Quantumania is basically 2010’s Tron: Legacy with a fresh coat of paint. Family gets pulled into another realm. Said realm is ruled by a major villain who wishes to spread their evil outside of the realm. Family must find a way to escape realm, yet ensure that the villain doesn’t get out as well. Quantumania‘s execution of the plan is far better than Tron‘s and I found myself truly worrying about the fates of the Lang/Van Dyne family in some of the scenes. I have to give a bit of kudos to whoever had the idea to have “the little guy” in Ant-Man be the first to square off with such a villain like Kang. For me, the end result was the opposite of watching the Hulk’s first interaction with Thanos. Back then, audiences may have thought that if the Hulk was dispatched so easily, what would that say for everyone else? In Quantumania, Scott and Hope give it their all, despite only really having their wits, fists, family & science. It was a bit more rewarding for me. There’s also something of a heist element to Quantumania, but it’s unfortunately weaker than the first two films. I would have loved to see a plan/info gathering/execution chapter to it all, but it never gets there.

Musically speaking, it’s nice to have Christophe Beck back on board for another installment. He’s taken the Ant-Man theme to new heights and the music throughout fits the film well. While there aren’t any standout songs like “Anthropodie” on the last film, the score overall turns a simple heist theme into an epic fight of good vs. evil.

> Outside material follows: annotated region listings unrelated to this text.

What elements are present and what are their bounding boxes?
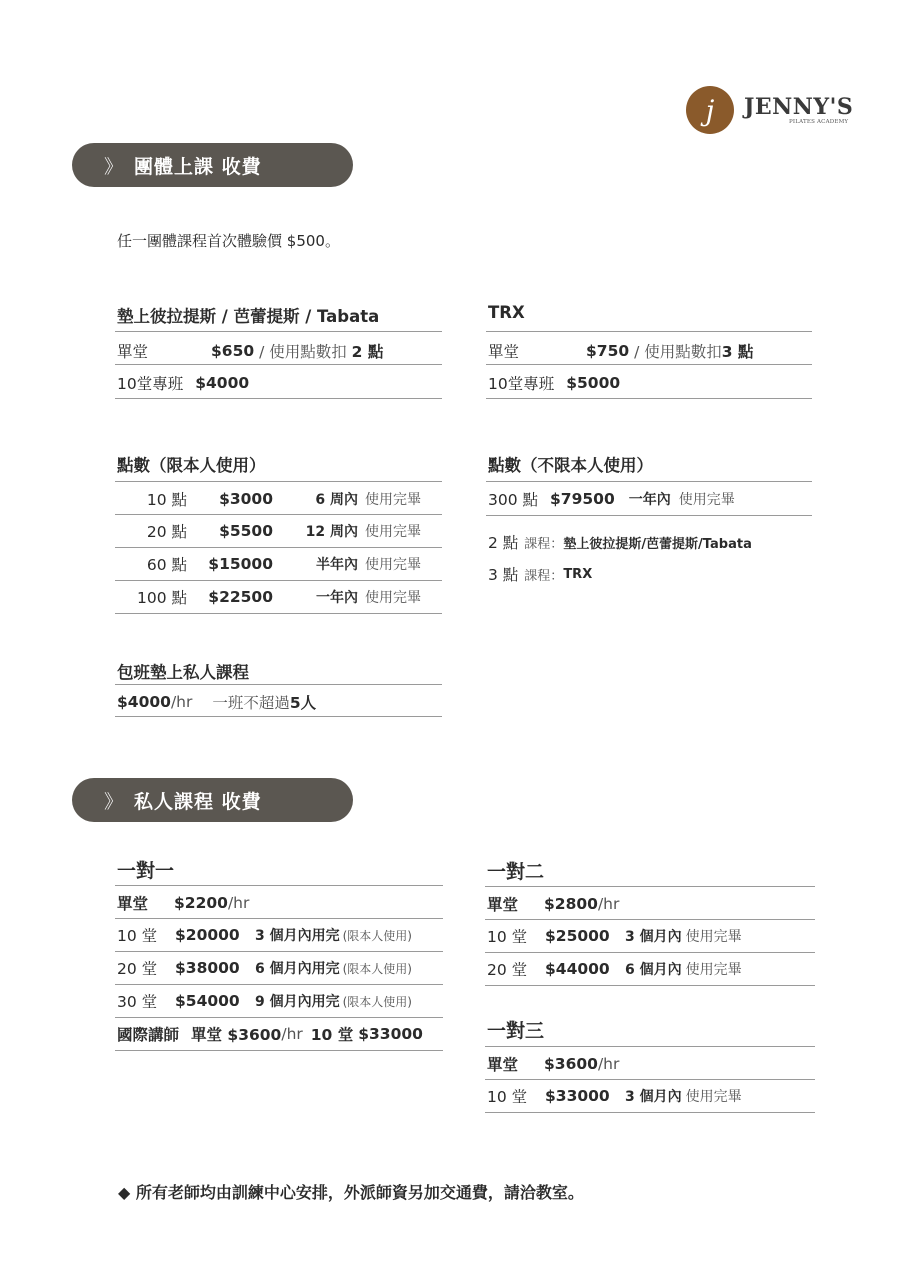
mat-single-row xyxy=(117,338,383,364)
points-shared-row xyxy=(488,485,735,513)
one-on-two-title: 一對二 xyxy=(487,861,545,883)
private-group-limit: 5人 xyxy=(289,694,317,712)
session-price: $20000 xyxy=(175,926,240,944)
session-count: 20 堂 xyxy=(487,961,528,979)
divider xyxy=(115,481,442,482)
points-note: 使用完畢 xyxy=(365,491,421,508)
points-own-table xyxy=(115,483,442,614)
one-on-three-table xyxy=(485,1048,815,1113)
logo-mark: j xyxy=(686,86,734,134)
session-note: (限本人使用) xyxy=(342,994,412,1009)
session-note: 使用完畢 xyxy=(685,929,742,945)
divider xyxy=(485,886,815,887)
session-note: 使用完畢 xyxy=(685,962,742,978)
private-group-title: 包班墊上私人課程 xyxy=(117,663,249,682)
intl-single: 單堂 $3600 xyxy=(191,1026,282,1044)
mat-title: 墊上彼拉提斯 / 芭蕾提斯 / Tabata xyxy=(117,307,380,326)
table-row xyxy=(115,548,442,581)
rule-points: 3 點 xyxy=(488,566,519,584)
session-count: 20 堂 xyxy=(117,960,158,978)
divider xyxy=(115,364,442,365)
points-period: 半年內 xyxy=(316,557,358,573)
intl-label: 國際講師 xyxy=(117,1026,180,1044)
single-price: $3600 xyxy=(544,1054,598,1073)
divider xyxy=(486,515,812,516)
points-period: 一年內 xyxy=(316,590,358,606)
session-price: $38000 xyxy=(175,959,240,977)
trx-ten-label: 10堂專班 xyxy=(488,375,555,393)
points-note: 使用完畢 xyxy=(365,590,421,606)
divider xyxy=(115,885,443,886)
one-on-three-title: 一對三 xyxy=(487,1020,545,1042)
table-row xyxy=(115,952,443,985)
table-row xyxy=(485,920,815,953)
single-unit: /hr xyxy=(597,894,620,913)
points-rule-2 xyxy=(488,562,592,586)
trx-single-note: / 使用點數扣 xyxy=(629,343,722,361)
group-section-title: 團體上課 收費 xyxy=(134,155,262,178)
divider xyxy=(486,331,812,332)
table-row xyxy=(115,515,442,548)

Although the 3D in the film is nice, it’s not really required. For me, the effect faded after a while, only to resurface in key sequences. That could be mostly my fault for sitting in the front row, or perhaps the Avatar films have spoiled me. There’s a lot of CGI at work with the Quantum Zone, and I thought they did okay with it, for the most part. There’s nothing to complain about. Then again, we’ve kind of seen it before in every other multiverse story leading up to this.

Overall, Quantumania is a fun ride into the Quantum Zone. We’re given a chance to see Janet Van Dyne shine in her element. Every member of the entire Ant-Man family has something to offer (even Michael Douglas, who is smooth with the one liners), and it wasn’t particularly bad, as third films go.